En ce qui concerne l’imprimante, chaque watt doit être transformé en encre prête à être utilisée, et non en chaleur gaspillée. Lorsque la géométrie du réflecteur ne permet pas de concentrer le spectre lumineux émis par la lampe, l’énergie incidente sur le substrat diminue. Les conséquences sont immédiates : vitesse d’impression plus lente, liaison insuffisante entre les molécules de l’encre, et adhésion médiocre. En corrigeant la trajectoire de la lumière, tout commence à fonctionner correctement.
Ce qui détermine réellement le processus de durcissement par UV Le durcissement par UV dépend de l’intensité de l’éclairage et de la densité énergétique fournie. Une lampe à vapeur de mercure à haute pression émet des rayons aux longueurs d’onde de 365 nm, 385 nm et 405 nm. Les photoinitiateurs utilisés dans les encres d’impression sont ajustés pour répondre à ce profil spectral. Un réflecteur doté de contours elliptiques précis et d’un revêtement dichroïque permet de diriger les longueurs d’onde ciblées vers le substrat, tout en rejetant les rayons infrarouges. Cela permet de concentrer le faisceau lumineux et d’augmenter le flux de photons par unité de surface.
Cependant, le spectre lumineux émis par la lampe reste stable uniquement lorsque l’arc électrique se trouve à la température prévue. C’est là que le système de refroidissement de la lampe entre en jeu. Il évacue la chaleur convective et radiative avant que cela ne perturbe l’impédance de l’arc électrique et ne diminue l’intensité de l’éclairage.
Pourquoi le système fonctionne bien en pratique La géométrie du réflecteur et le système de refroidissement travaillent ensemble. De meilleures optiques permettent d’augmenter la densité effective des photons au niveau du substrat, ce qui permet à la même lampe de fournir une densité d’énergie plus élevée à la même vitesse d’impression. Le ventilateur de refroidissement maintient la température des composants, ce qui empêche une dégradation de 5–7 % par 10 °C, ce qui prolonge la durée de vie de la lampe.
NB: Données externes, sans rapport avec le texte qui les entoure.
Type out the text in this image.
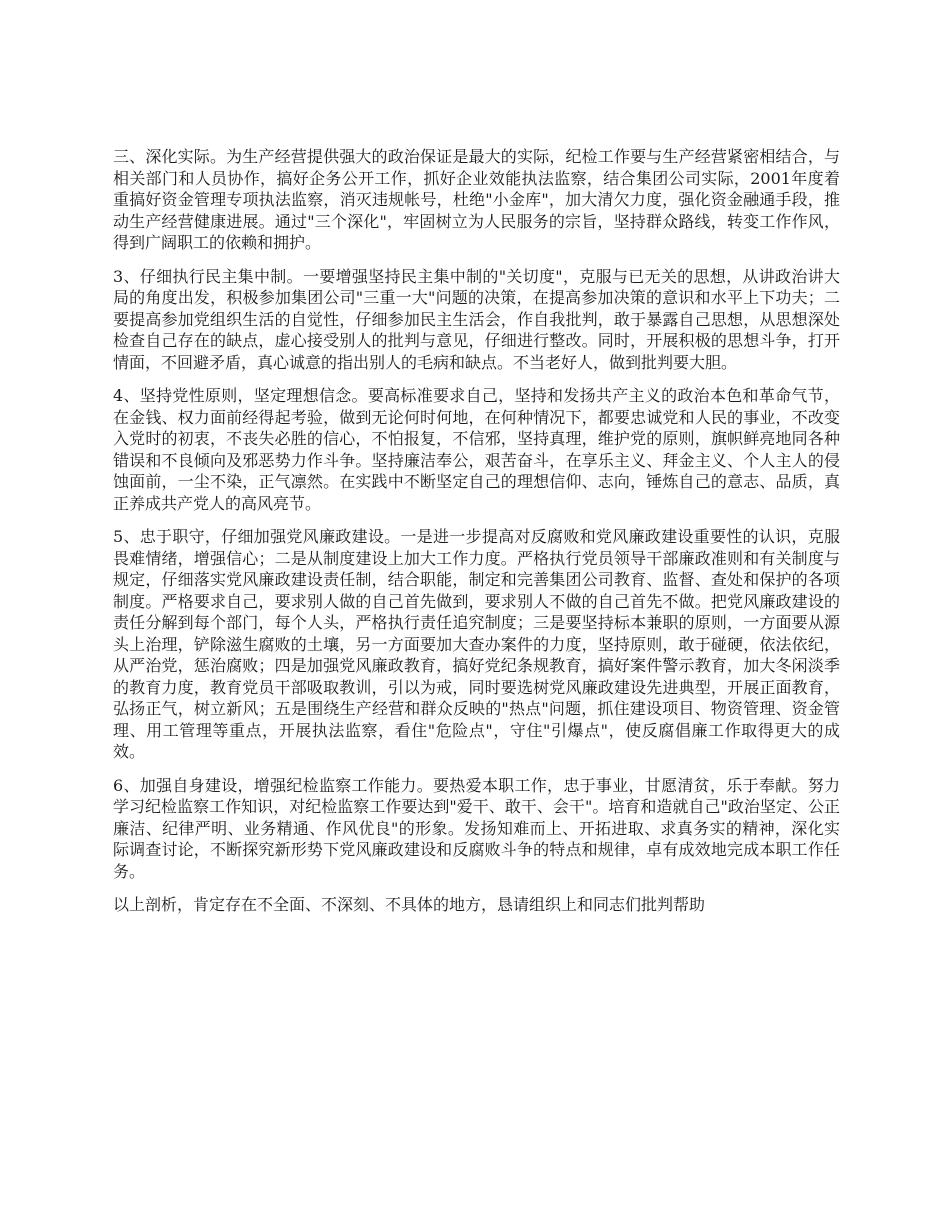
三、深化实际。为生产经营提供强大的政治保证是最大的实际，纪检工作要与生产经营紧密相结合，与相关部门和人员协作，搞好企务公开工作，抓好企业效能执法监察，结合集团公司实际，2001年度着重搞好资金管理专项执法监察，消灭违规帐号，杜绝"小金库"，加大清欠力度，强化资金融通手段，推动生产经营健康进展。通过"三个深化"，牢固树立为人民服务的宗旨，坚持群众路线，转变工作作风，得到广阔职工的依赖和拥护。

3、仔细执行民主集中制。一要增强坚持民主集中制的"关切度"，克服与已无关的思想，从讲政治讲大局的角度出发，积极参加集团公司"三重一大"问题的决策，在提高参加决策的意识和水平上下功夫；二要提高参加党组织生活的自觉性，仔细参加民主生活会，作自我批判，敢于暴露自己思想，从思想深处检查自己存在的缺点，虚心接受别人的批判与意见，仔细进行整改。同时，开展积极的思想斗争，打开情面，不回避矛盾，真心诚意的指出别人的毛病和缺点。不当老好人，做到批判要大胆。

4、坚持党性原则，坚定理想信念。要高标准要求自己，坚持和发扬共产主义的政治本色和革命气节，在金钱、权力面前经得起考验，做到无论何时何地，在何种情况下，都要忠诚党和人民的事业，不改变入党时的初衷，不丧失必胜的信心，不怕报复，不信邪，坚持真理，维护党的原则，旗帜鲜亮地同各种错误和不良倾向及邪恶势力作斗争。坚持廉洁奉公，艰苦奋斗，在享乐主义、拜金主义、个人主人的侵蚀面前，一尘不染，正气凛然。在实践中不断坚定自己的理想信仰、志向，锤炼自己的意志、品质，真正养成共产党人的高风亮节。

5、忠于职守，仔细加强党风廉政建设。一是进一步提高对反腐败和党风廉政建设重要性的认识，克服畏难情绪，增强信心；二是从制度建设上加大工作力度。严格执行党员领导干部廉政准则和有关制度与规定，仔细落实党风廉政建设责任制，结合职能，制定和完善集团公司教育、监督、查处和保护的各项制度。严格要求自己，要求别人做的自己首先做到，要求别人不做的自己首先不做。把党风廉政建设的责任分解到每个部门，每个人头，严格执行责任追究制度；三是要坚持标本兼职的原则，一方面要从源头上治理，铲除滋生腐败的土壤，另一方面要加大查办案件的力度，坚持原则，敢于碰硬，依法依纪，从严治党，惩治腐败；四是加强党风廉政教育，搞好党纪条规教育，搞好案件警示教育，加大冬闲淡季的教育力度，教育党员干部吸取教训，引以为戒，同时要选树党风廉政建设先进典型，开展正面教育，弘扬正气，树立新风；五是围绕生产经营和群众反映的"热点"问题，抓住建设项目、物资管理、资金管理、用工管理等重点，开展执法监察，看住"危险点"，守住"引爆点"，使反腐倡廉工作取得更大的成效。

6、加强自身建设，增强纪检监察工作能力。要热爱本职工作，忠于事业，甘愿清贫，乐于奉献。努力学习纪检监察工作知识，对纪检监察工作要达到"爱干、敢干、会干"。培育和造就自己"政治坚定、公正廉洁、纪律严明、业务精通、作风优良"的形象。发扬知难而上、开拓进取、求真务实的精神，深化实际调查讨论，不断探究新形势下党风廉政建设和反腐败斗争的特点和规律，卓有成效地完成本职工作任务。

以上剖析，肯定存在不全面、不深刻、不具体的地方，恳请组织上和同志们批判帮助
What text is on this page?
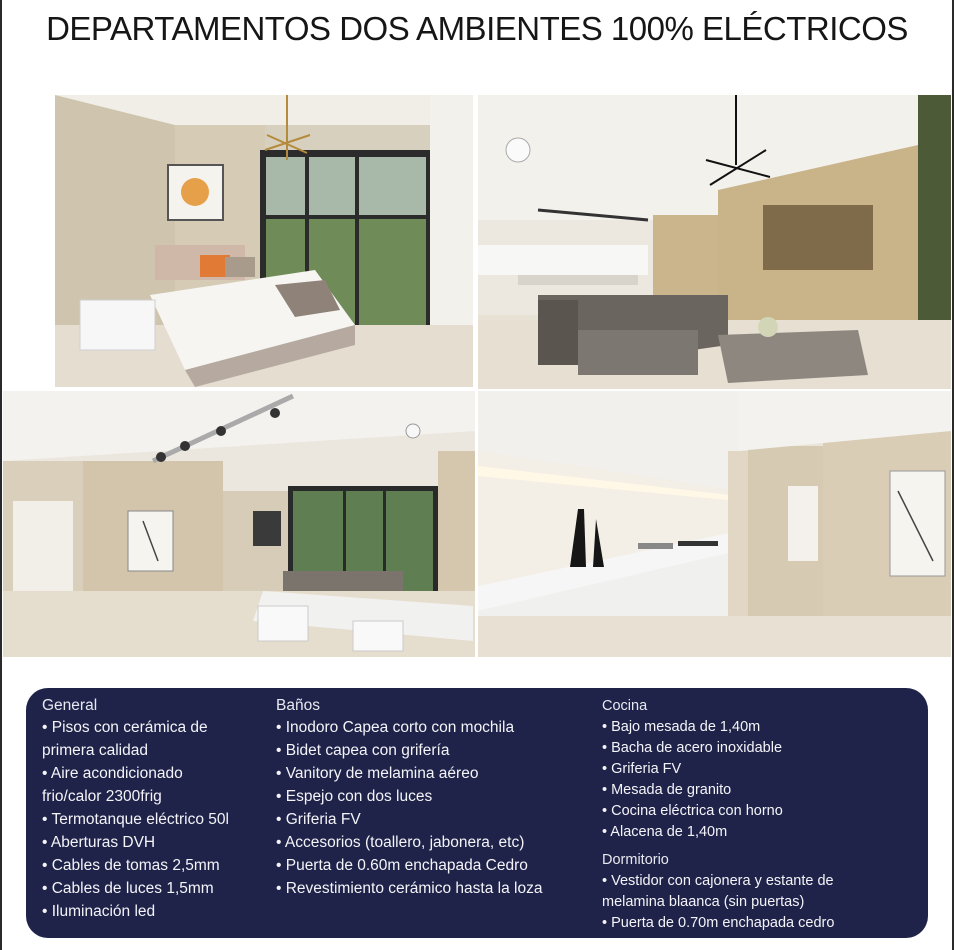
DEPARTAMENTOS DOS AMBIENTES 100% ELÉCTRICOS
General
• Pisos con cerámica de
primera calidad
• Aire acondicionado
frio/calor 2300frig
• Termotanque eléctrico 50l
• Aberturas DVH
• Cables de tomas 2,5mm
• Cables de luces 1,5mm
• Iluminación led
Baños
• Inodoro Capea corto con mochila
• Bidet capea con grifería
• Vanitory de melamina aéreo
• Espejo con dos luces
• Griferia FV
• Accesorios (toallero, jabonera, etc)
• Puerta de 0.60m enchapada Cedro
• Revestimiento cerámico hasta la loza
Cocina
• Bajo mesada de 1,40m
• Bacha de acero inoxidable
• Griferia FV
• Mesada de granito
• Cocina eléctrica con horno
• Alacena de 1,40m
Dormitorio
• Vestidor con cajonera y estante de
melamina blaanca (sin puertas)
• Puerta de 0.70m enchapada cedro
En pratique, cela se traduit par une intensité lumineuse constante sur toute la surface imprimée, moins de points chauds, et moins de variations spectrales. Sur toute la durée de vie de la lampe, cela signifie moins de remplacements de lampe, une consommation d’énergie inférieure par mètre imprimé, et des performances stables de l’imprimante.
Ce qu’il faut vérifier lors de l’installation et de la maintenance L’efficacité du réflecteur dépend de son alignement précis. Il est donc essentiel de déterminer avec précision la distance focale et la position de la lampe. Le ventilateur de refroidissement doit également correspondre au débit d’air, à la pression statique et au réseau de conduits présents dans le boîtier de la lampe. Un ventilateur insuffisamment puissant provoquera des fluctuations thermiques, tandis qu’un ventilateur trop puissant peut perturber l’arc électrique. Vérifiez également la compatibilité électrique et le type de connecteurs. Assurez-vous que le système est conçu pour fonctionner sans ozone, surtout si la pièce où se trouve l’imprimante a une ventilation limitée.